Namun, kerja keras dan prestasi Rini itu berbenturan dengan pemegang kebijakan. Kapal yang dinahkodainya dinilai Cacuk Sudaryanto, kepala BPPN yang baru, sebagai tidak kooperatif. Ini berkait dengan rencana BPPN melepas saham Astra yang dipegang pemerintah. Rini dinilai tidak memuluskan pelepasan saham itu karena tidak suka pada investor yang dipilih BPPN.
Rini sempat berang dengan tudingan itu dan mengirim surat kepada Presiden Abdurrahman Wahid. Isinya membantah apa yang diungkapkan Cacuk. Buntutnya terjadi silang pendapat soal rencana penjualan saham Astra dan penggantian dirinya.
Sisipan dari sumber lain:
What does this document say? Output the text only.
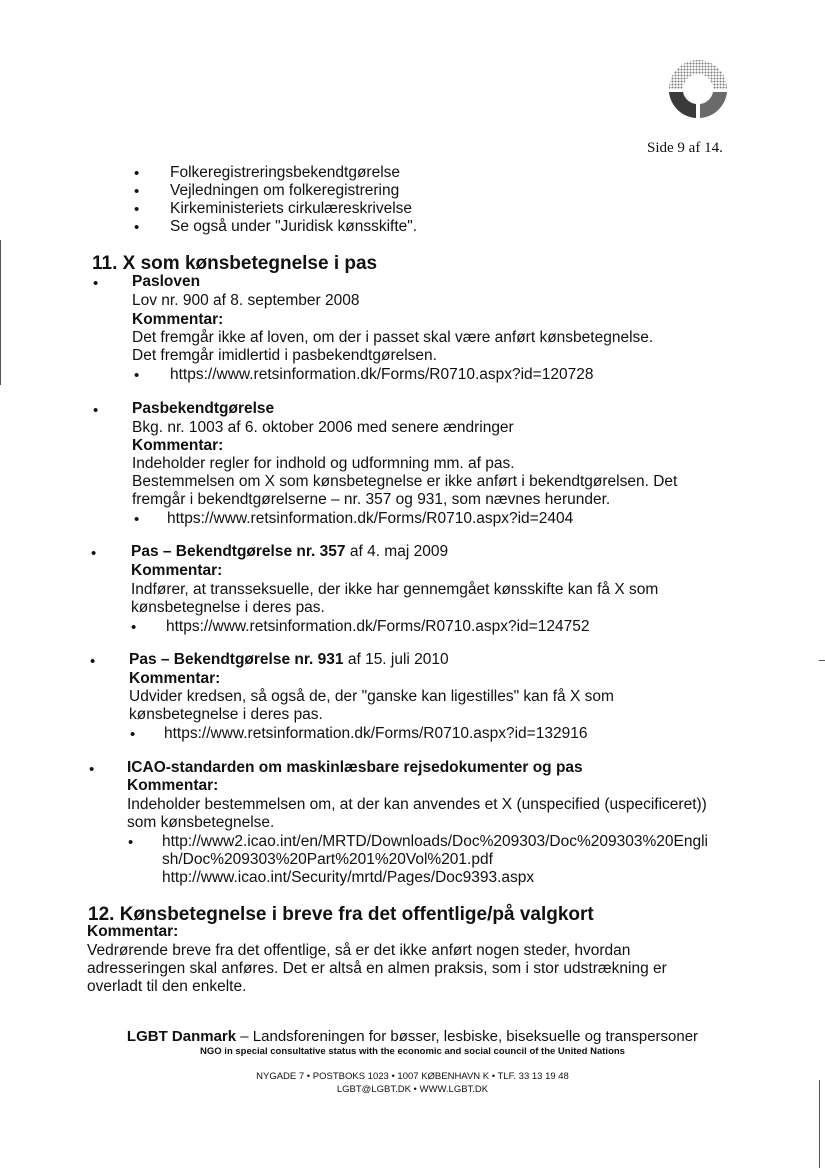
Side 9 af 14.
• Folkeregistreringsbekendtgørelse
• Vejledningen om folkeregistrering
• Kirkeministeriets cirkulæreskrivelse
• Se også under "Juridisk kønsskifte".
11. X som kønsbetegnelse i pas
• Pasloven
Lov nr. 900 af 8. september 2008
Kommentar:
Det fremgår ikke af loven, om der i passet skal være anført kønsbetegnelse.
Det fremgår imidlertid i pasbekendtgørelsen.
• https://www.retsinformation.dk/Forms/R0710.aspx?id=120728
• Pasbekendtgørelse
Bkg. nr. 1003 af 6. oktober 2006 med senere ændringer
Kommentar:
Indeholder regler for indhold og udformning mm. af pas.
Bestemmelsen om X som kønsbetegnelse er ikke anført i bekendtgørelsen. Det
fremgår i bekendtgørelserne – nr. 357 og 931, som nævnes herunder.
• https://www.retsinformation.dk/Forms/R0710.aspx?id=2404
• Pas – Bekendtgørelse nr. 357 af 4. maj 2009
Kommentar:
Indfører, at transseksuelle, der ikke har gennemgået kønsskifte kan få X som
kønsbetegnelse i deres pas.
• https://www.retsinformation.dk/Forms/R0710.aspx?id=124752
• Pas – Bekendtgørelse nr. 931 af 15. juli 2010
Kommentar:
Udvider kredsen, så også de, der "ganske kan ligestilles" kan få X som
kønsbetegnelse i deres pas.
• https://www.retsinformation.dk/Forms/R0710.aspx?id=132916
• ICAO-standarden om maskinlæsbare rejsedokumenter og pas
Kommentar:
Indeholder bestemmelsen om, at der kan anvendes et X (unspecified (uspecificeret))
som kønsbetegnelse.
• http://www2.icao.int/en/MRTD/Downloads/Doc%209303/Doc%209303%20Engli
sh/Doc%209303%20Part%201%20Vol%201.pdf
http://www.icao.int/Security/mrtd/Pages/Doc9393.aspx
12. Kønsbetegnelse i breve fra det offentlige/på valgkort
Kommentar:
Vedrørende breve fra det offentlige, så er det ikke anført nogen steder, hvordan
adresseringen skal anføres. Det er altså en almen praksis, som i stor udstrækning er
overladt til den enkelte.
LGBT Danmark – Landsforeningen for bøsser, lesbiske, biseksuelle og transpersoner
NGO in special consultative status with the economic and social council of the United Nations
NYGADE 7 • POSTBOKS 1023 • 1007 KØBENHAVN K • TLF. 33 13 19 48
LGBT@LGBT.DK • WWW.LGBT.DK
Dalam Rapat Umum Pemegang Saham Luar Biasa (RUPSLB) 8 Februari 2000, dua tahun setelah ia dipilih dalam ajang yang sama, Rini harus merelakan kursi Presiden Direktur Astra Internasional kepada Theodore Permadi Rachmat. Mantan atasannya ketika ia masih menjabat sebagai direktur keuangan perusahaan itu.
Lepas dari Astra tak berarti Rini habis. Tak lama setelah pemberhentian, Rini masuk ke perusahaan multimedia Agrakom yang dikenal sebagai pemilik situs Detikcom sebagai komisaris. Ia kemudian juga mendirikan perusahaan otomotif sepeda motor Kanzen. Namun manajemen dan produk sepeda motor Kanzen ini dinilai berbagai pihak kurang baik.
Namun, keberuntungan memang masih melekat pada diri Rini Soewandi. Presiden Megawati Sukarnoputri, mempercayainya untuk duduk di kursi Menteri Perindustrian dan Perdagangan, Kabinet Gotong Royong, dilantik 9 Agustus 2001.
Pada awal menjabat Memperindag, Rini mengatakan hal yang paling utama dan paling krusial di bidang perindustrian dan perdagangan adalah menurunnya angka ekspor. Padahal, katanya, ekspor itu merupakan andalan untuk memperoleh devisa dan terkait dengan kegiatan dunia usaha yang berkaitan dengan gairah ekonomi dan lapangan kerja.
Menurutnya, penurunan ekspor ini bisa dilihat dari dua sisi yakni persoalan di dalam negeri dan juga perekonomian dunia. “Kita tahu bahwa perekonomian dunia mengalami kelesuan dan itu terjadi di negara-negara tujuan ekspor kita. Tetapi kita juga harus berani melihat apa yang terjadi pada kita sendiri,” ujar Rini.
Lalu ia pun berjanji akan mencoba memperbaiki tatanan industri dan perdagangan. Kalau penurunan ekspor itu terjadi karena persoalan bea masuk atau aturan yang tidak mendukung, tentunya harus diperbaiki agar tidak terjadi hambatan dalam kegiatan ekspor.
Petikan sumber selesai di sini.